Christof Drescher wrote:
I'd favor a "NO command" to subsequent FETCH/STORE/SEARCH like in 4.1.2, so
my question was if this is also ok for concurrent access like described
in my earlier mail. If anyone could answer that, I'd be happy.

In general, responding NO to innocuous client commands, especially those that the client has no knowledge of why they should fail, is a bad idea and will translate directly into user complaints.


There isn't enough machine-parseable information in an IMAP response for the client to figure out that it should NOOP and re-try the request. Most clients punt the problem to the user, who usually knows even less about IMAP than the client does, and you get a very poor error message. Even worse, it's the server's problem--the client did nothing wrong.

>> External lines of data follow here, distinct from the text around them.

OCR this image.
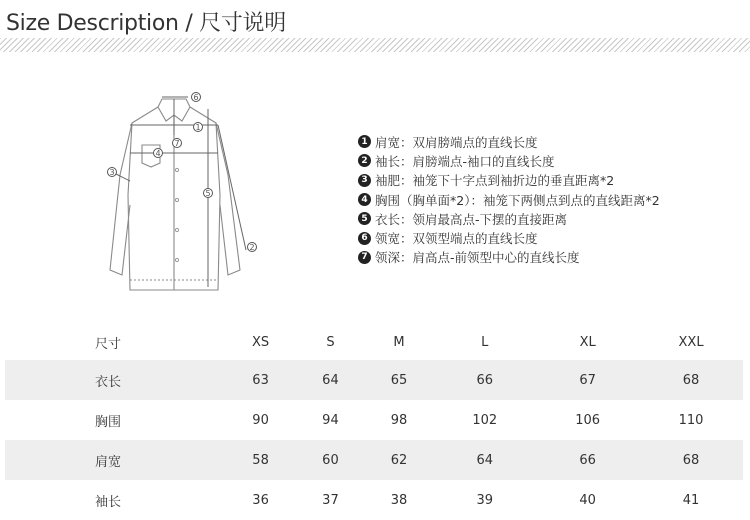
Size Description / 尺寸说明
6
1
7
4
5
3
2
1 肩宽：双肩膀端点的直线长度
2 袖长：肩膀端点-袖口的直线长度
3 袖肥：袖笼下十字点到袖折边的垂直距离*2
4 胸围（胸单面*2）：袖笼下两侧点到点的直线距离*2
5 衣长：领肩最高点-下摆的直接距离
6 领宽：双领型端点的直线长度
7 领深：肩高点-前领型中心的直线长度
尺寸	XS	S	M	L	XL	XXL
衣长	63	64	65	66	67	68
胸围	90	94	98	102	106	110
肩宽	58	60	62	64	66	68
袖长	36	37	38	39	40	41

I've seen clients handle NO to valid FETCH commands badly. Most clients throw up a cryptic IMAP error dialog, "Server responded: NO Messages missing" or something equally impossible to figure out. I suspect NO to SEARCH will also result in the same cryptic dialog. NO to STORE is a little more common, I suspect most clients know how to deal with that. (Actually that's easy: you just throw the flag changes out if the message is gone.)

Dummy messages for missing messages seem to work well in practice. Having experienced this, and having considered what certain dominant clients do with dropped connections, I would prefer dummy messages to dropped connections or NO responses.